錆び付いた青色の扉を押し開けた。即座に銃を突きつけて部屋をクリアリングをする。書類束や淡く光るパソコン、金属ラックに並べられた薬品類──その奥に隊員が二人、倒れているのが見えた。
「おい、大丈夫か!?」
肩で息をする隊員にクリスが駆け寄る。肩を掴み、安心させるように「今助ける」と声をかけているが、隊員は身体を震わせて首を振った。
「やめろ……もう手遅れだ」
「全員でここから出るんだ」
クリスが言った瞬間、ぴくりとも動かなかったもう一人の隊員が不意に身体を起こした。かちり、とクリスの腕になにかが巻き付いたのが見えて、俺は素早くその隊員に銃を向けて引き金に指を置く。
「おっと、撃つんじゃねぇぞ。そいつの腕を吹っ飛ばされたくなかったらな」
「なっ……!!」
隊員が徐にマスクを外す。その下から現れた顔に俺は声をあげた。痩せ細った顔に少し寂しくなりはじめている毛髪、狂気じみた目をしたその男は俺たちが追っていたルーカス・ベイカーだ。ニヤニヤと笑いながら、手元のスイッチをこれ見よがしに見せびらかしてルーカスは喋る。
「俺の手が滑れば──」
「っ!やめろっ!」
「ドカンだ」
制止も聞かず、ルーカスはスイッチを押した。爆発の衝撃波で身体が吹き飛び、置いてあった台に背中を打ち付ける。
「いいかよく聞けお前ら。ここからさっさと引き上げればテメェらの首が吹っ飛ぶこともねぇ」
四つん這いになりながら、痛みを堪える。倒れたクリスにルーカスがなにやら叫んでいた。良かった──いや、良くはないが、クリスの腕が爆発した訳ではなかったようだ。内心でほ、と少しだけ安堵する。
「それは、お仲間の兵士どもも同じことだ。分かったら……とっとと消えな」
ははは、と笑いながら、ルーカスが奥の扉へと消えた。その瞬間に天井の管から何かが吐き出される。安心するのはまだ早かったみたいだ。耳元で本部のオペレーターがマスクが気密モードになったことを告げてくる。視界端に酸素残量が表示されるのを見て、俺は素早くクリスに駆け寄り、身体を助け起こした。
「クリス、怪我は?」
「あぁ。俺は問題ない……が、」
「……仕方ないよ。それより今は逃げよう」
足元に散らばる赤を見つめるクリスに俺は頭をふり、先を促す。こうしている間にも酸素残量は秒単位で減っている。こんなところで死ぬわけにはいかないのだ。
「くそ……」
悪態を吐き捨てて、腹立たしげにクリスは扉を蹴破るように開けた。その先の部屋も特異菌の胞子は散布されていて、視界が悪い。
E型特異菌。いわゆるカビのB.O.W。

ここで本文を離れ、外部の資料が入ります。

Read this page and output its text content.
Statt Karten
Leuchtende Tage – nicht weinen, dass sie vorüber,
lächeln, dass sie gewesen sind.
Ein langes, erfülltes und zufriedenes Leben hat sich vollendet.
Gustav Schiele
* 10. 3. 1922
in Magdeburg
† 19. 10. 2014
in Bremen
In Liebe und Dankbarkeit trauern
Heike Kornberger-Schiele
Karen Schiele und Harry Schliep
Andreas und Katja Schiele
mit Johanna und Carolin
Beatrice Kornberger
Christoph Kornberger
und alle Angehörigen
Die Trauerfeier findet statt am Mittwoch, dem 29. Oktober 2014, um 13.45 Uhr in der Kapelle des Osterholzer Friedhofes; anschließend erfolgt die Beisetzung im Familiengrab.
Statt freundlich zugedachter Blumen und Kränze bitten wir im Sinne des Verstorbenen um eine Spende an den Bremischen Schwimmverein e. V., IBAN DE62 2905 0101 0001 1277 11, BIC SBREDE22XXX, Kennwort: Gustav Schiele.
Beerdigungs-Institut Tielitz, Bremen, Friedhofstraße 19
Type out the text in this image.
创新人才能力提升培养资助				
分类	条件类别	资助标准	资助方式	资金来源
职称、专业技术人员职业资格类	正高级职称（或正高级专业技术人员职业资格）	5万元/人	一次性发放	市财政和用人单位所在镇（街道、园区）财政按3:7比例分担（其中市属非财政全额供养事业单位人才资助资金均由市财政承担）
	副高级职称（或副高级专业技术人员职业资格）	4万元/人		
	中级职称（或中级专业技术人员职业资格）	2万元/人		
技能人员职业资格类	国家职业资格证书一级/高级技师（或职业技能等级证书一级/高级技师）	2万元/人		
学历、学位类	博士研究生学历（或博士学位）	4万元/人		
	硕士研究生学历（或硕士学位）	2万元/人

ウロボロスウィルスに適合している俺が特異菌に侵されるのかどうかは不明だ。試すつもりもないが。
イライラとした様子でずんずんと先へと進んでいくクリスの背中を慌てて追いかける。悪趣味な実験具が並べられた部屋を二つほど抜けて、ようやっと汚染区域を脱出した。酸素残量が増えるのを確認して、胸を撫で下ろす。
『一度戻って、腕の爆弾を解除しては?』
オペレーターの提案をクリスは時間がない、と却下する。確かにそんなことをしていてはルーカスに逃げられるだろう。立場的にオペレーターもクリスに命令は出来ないため、わかりました、と了承した。